Plan an activity that relies on one truly reliable person. I know it will be difficult to convince this truly reliable person to visit some interesting places. Bravely, alone. And I mean you. It is challenging but if you visit the art gallery or the museum a few times. And have a coffee afterwards, then you may be surprised to see how many people regularly do visit alone, but then start up a conversation with the (safe looking) stranger. And learn something. And thensay good bye and move on. They are friends for a moment. And then you part. But talking in this way will build your confidence.

So will joining a Public Speakers Group. It is a good skill to have. And it will improve your confidence in you.

I am so happy for you that you are starting a job soon. Safe some of the money every week. Then you will have a small nest egg for later.

Then your Mother will never have to help you out again. I am sorry that she is being mean to you.

Try to be more amenable around your Mother. It is impossible, I known. Mothers seem so out of touch at times. But mothers are often wiser than you think. And have big shoulders to lean on.

I would also recommend that you start a journal. Try to keep it where pesky teenage sisters will never find it.
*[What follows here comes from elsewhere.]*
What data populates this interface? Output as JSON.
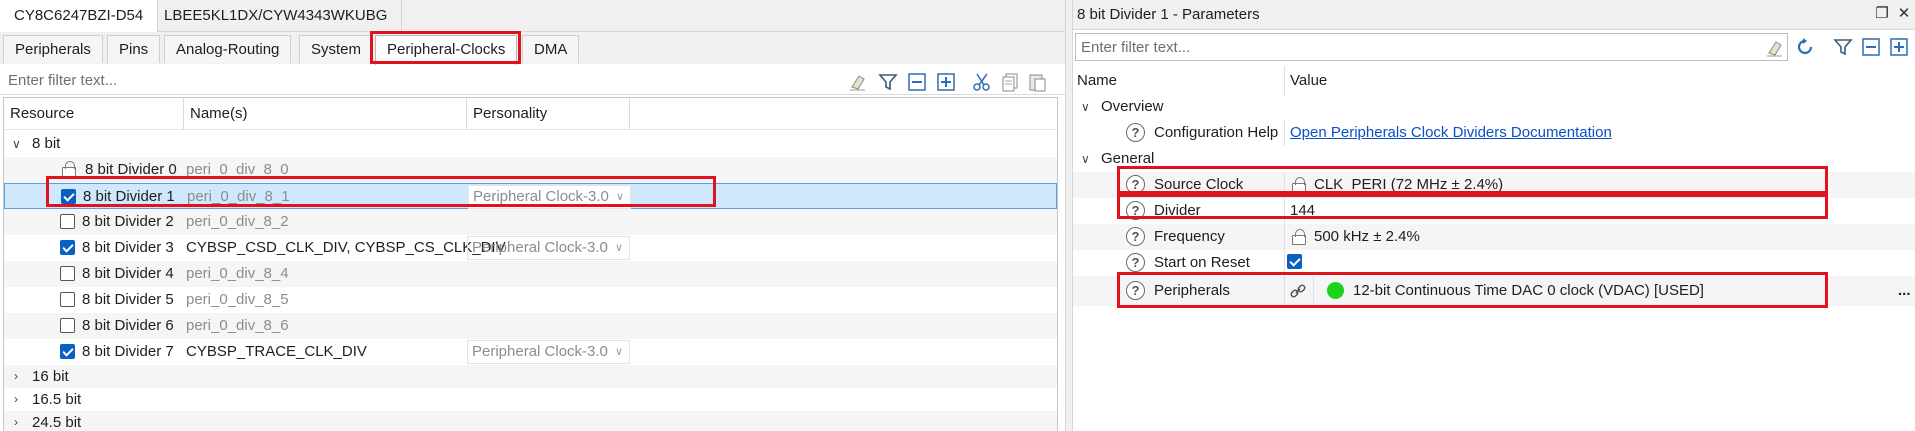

Just a tiny booklet that you can hold in your hand. And write in Dot Points about each issue of the day and how you survived it and what you did well. Nothing negative. After a few months of writing your precis "positive journal" I think you will start to feel even better about how often you do well in your life.

If there is any kind of volunteer project in your area then consider occasionally volunteer to join it. The existing participants will love that you have joined.

Find out what hobbies you can learn about in your area and consider learning one or two new sklls.

Very Best Wishes to you in the future.